Guerre en Iran : l’Espagne ne permet plus aux avions militaires américains d’accéder à son espace aérien.
Le gouvernement espagnol a fermé son espace aérien aux avions américains impliqués dans la guerre contre l’Iran, a annoncé lundi la ministre espagnole de la Défense, Margarita Robles. Le Premier ministre espagnol, Pedro Sánchez, a qualifié la guerre menée par les États-Unis et Israël contre l’Iran d’« illégale » depuis le 28 février.
L’Espagne impose un « veto ». Le gouvernement espagnol, dirigé par la gauche, s’est déclaré « totalement opposé » aux attaques des États-Unis et d’Israël contre l’Iran, et a fermé son espace aérien aux avions américains engagés dans ce conflit, a annoncé lundi la ministre de la Défense, Margarita Robles.
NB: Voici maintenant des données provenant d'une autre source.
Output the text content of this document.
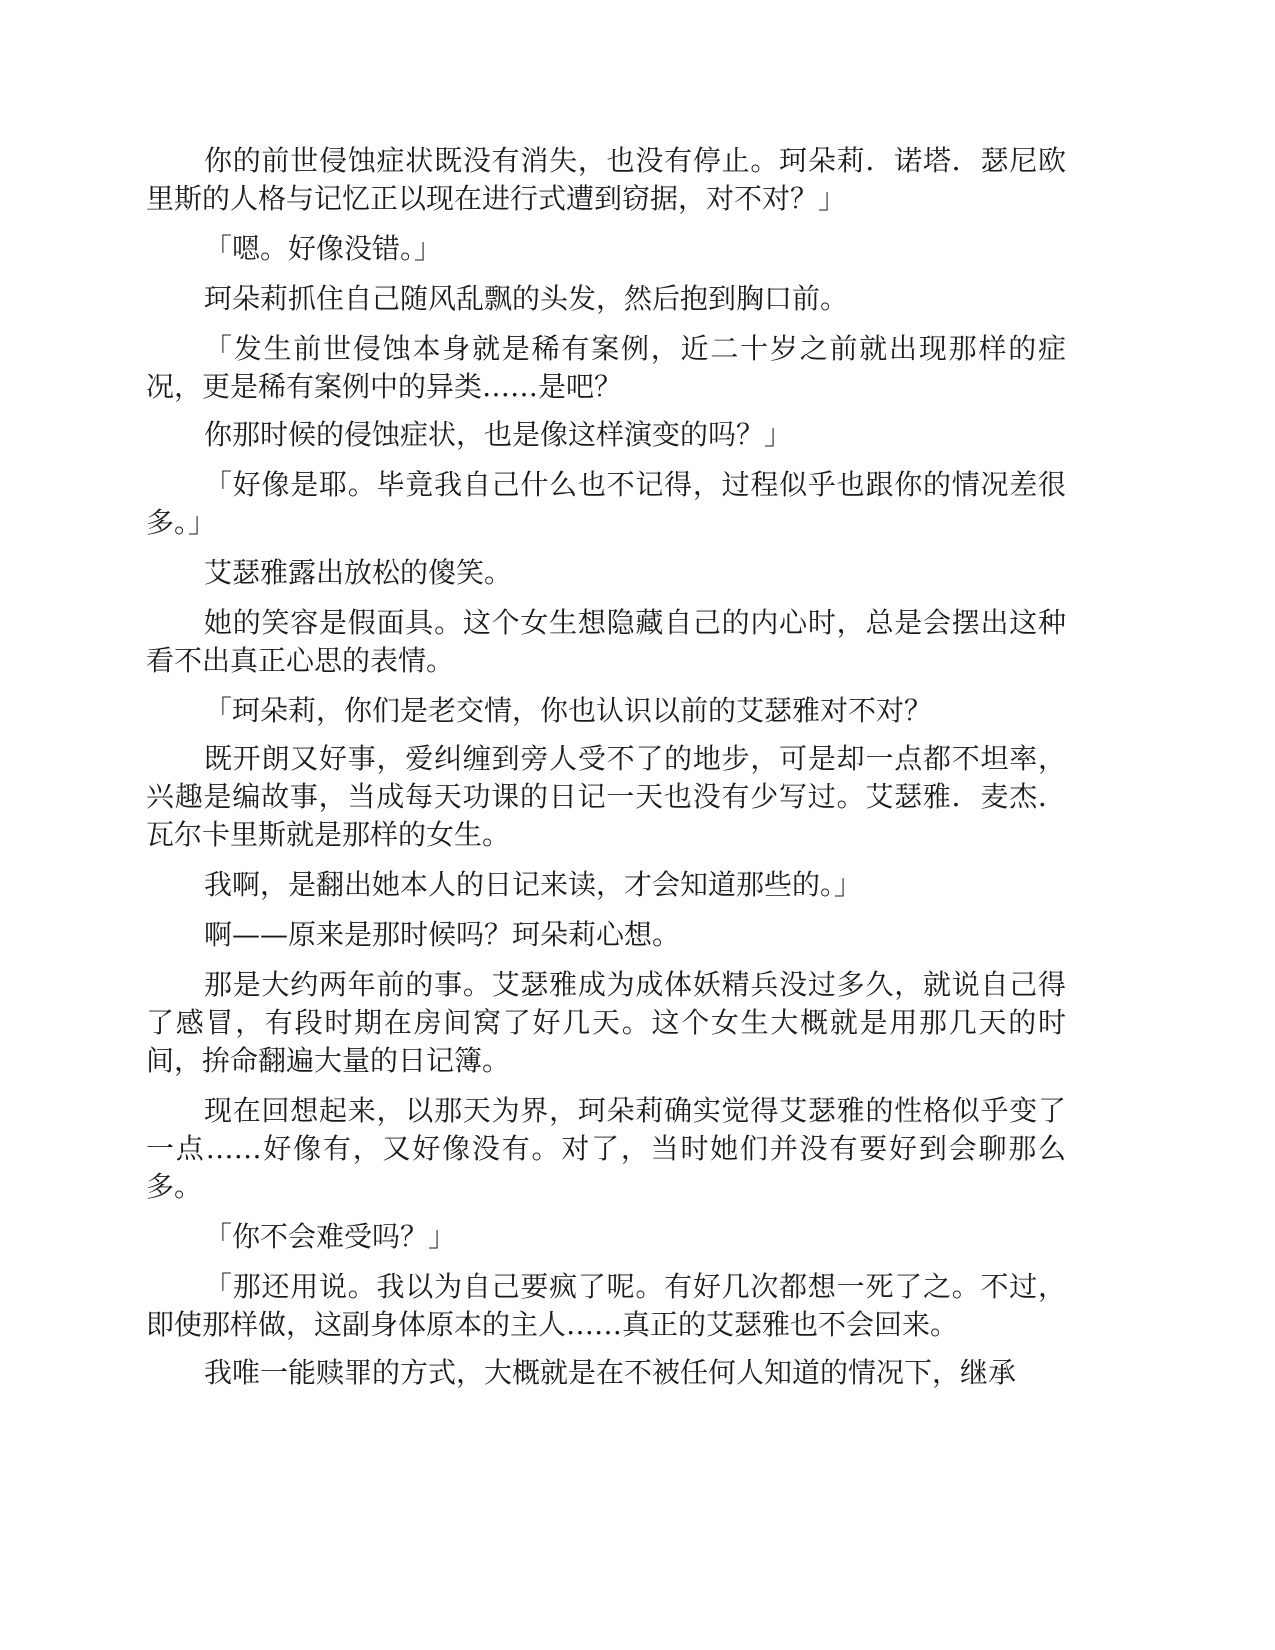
你的前世侵蚀症状既没有消失，也没有停止。珂朵莉．诺塔．瑟尼欧里斯的人格与记忆正以现在进行式遭到窃据，对不对？」

「嗯。好像没错。」

珂朵莉抓住自己随风乱飘的头发，然后抱到胸口前。

「发生前世侵蚀本身就是稀有案例，近二十岁之前就出现那样的症况，更是稀有案例中的异类……是吧？

你那时候的侵蚀症状，也是像这样演变的吗？」

「好像是耶。毕竟我自己什么也不记得，过程似乎也跟你的情况差很多。」

艾瑟雅露出放松的傻笑。

她的笑容是假面具。这个女生想隐藏自己的内心时，总是会摆出这种看不出真正心思的表情。

「珂朵莉，你们是老交情，你也认识以前的艾瑟雅对不对？

既开朗又好事，爱纠缠到旁人受不了的地步，可是却一点都不坦率，兴趣是编故事，当成每天功课的日记一天也没有少写过。艾瑟雅．麦杰．瓦尔卡里斯就是那样的女生。

我啊，是翻出她本人的日记来读，才会知道那些的。」

啊——原来是那时候吗？珂朵莉心想。

那是大约两年前的事。艾瑟雅成为成体妖精兵没过多久，就说自己得了感冒，有段时期在房间窝了好几天。这个女生大概就是用那几天的时间，拚命翻遍大量的日记簿。

现在回想起来，以那天为界，珂朵莉确实觉得艾瑟雅的性格似乎变了一点……好像有，又好像没有。对了，当时她们并没有要好到会聊那么多。

「你不会难受吗？」

「那还用说。我以为自己要疯了呢。有好几次都想一死了之。不过，即使那样做，这副身体原本的主人……真正的艾瑟雅也不会回来。

我唯一能赎罪的方式，大概就是在不被任何人知道的情况下，继承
Elle a précisé : « L’utilisation des bases américaines en Espagne n’est pas autorisée, et bien entendu, l’utilisation de l’espace aérien espagnol pour des actions liées à la guerre en Iran ne l’est pas non plus », confirmant ainsi une information du quotidien El País.
En pratique, « le refus de coopération de l’Espagne a compliqué l’opération » des États-Unis au Moyen-Orient, selon El País, car certains bombardiers américains ont dû « contourner la péninsule ibérique pour entrer par le détroit de Gibraltar », entrainant des modifications de leur itinéraire et de leur logistique. « Le veto espagnol ne comporte qu’une seule exception : en cas d’urgence, le transit ou l’atterrissage des aéronefs concernés est autorisé », ajoute le quotidien, information que Margarita Robles n’a pas détaillée.
Une guerre « illégale »
Le Premier ministre espagnol, Pedro Sánchez, a fermement réagi à la guerre menée par les États-Unis et Israël contre l’Iran depuis le 28 février, la qualifiant d’« illégale » et d’« erreur extraordinaire ». Ces déclarations lui ont valu des critiques sévères de la part du président américain Donald Trump, qui a menacé de « cesser » tout commerce bilatéral suite au refus de Madrid de permettre à l’armée américaine d’utiliser ses deux bases en Espagne pour son opération militaire contre l’Iran.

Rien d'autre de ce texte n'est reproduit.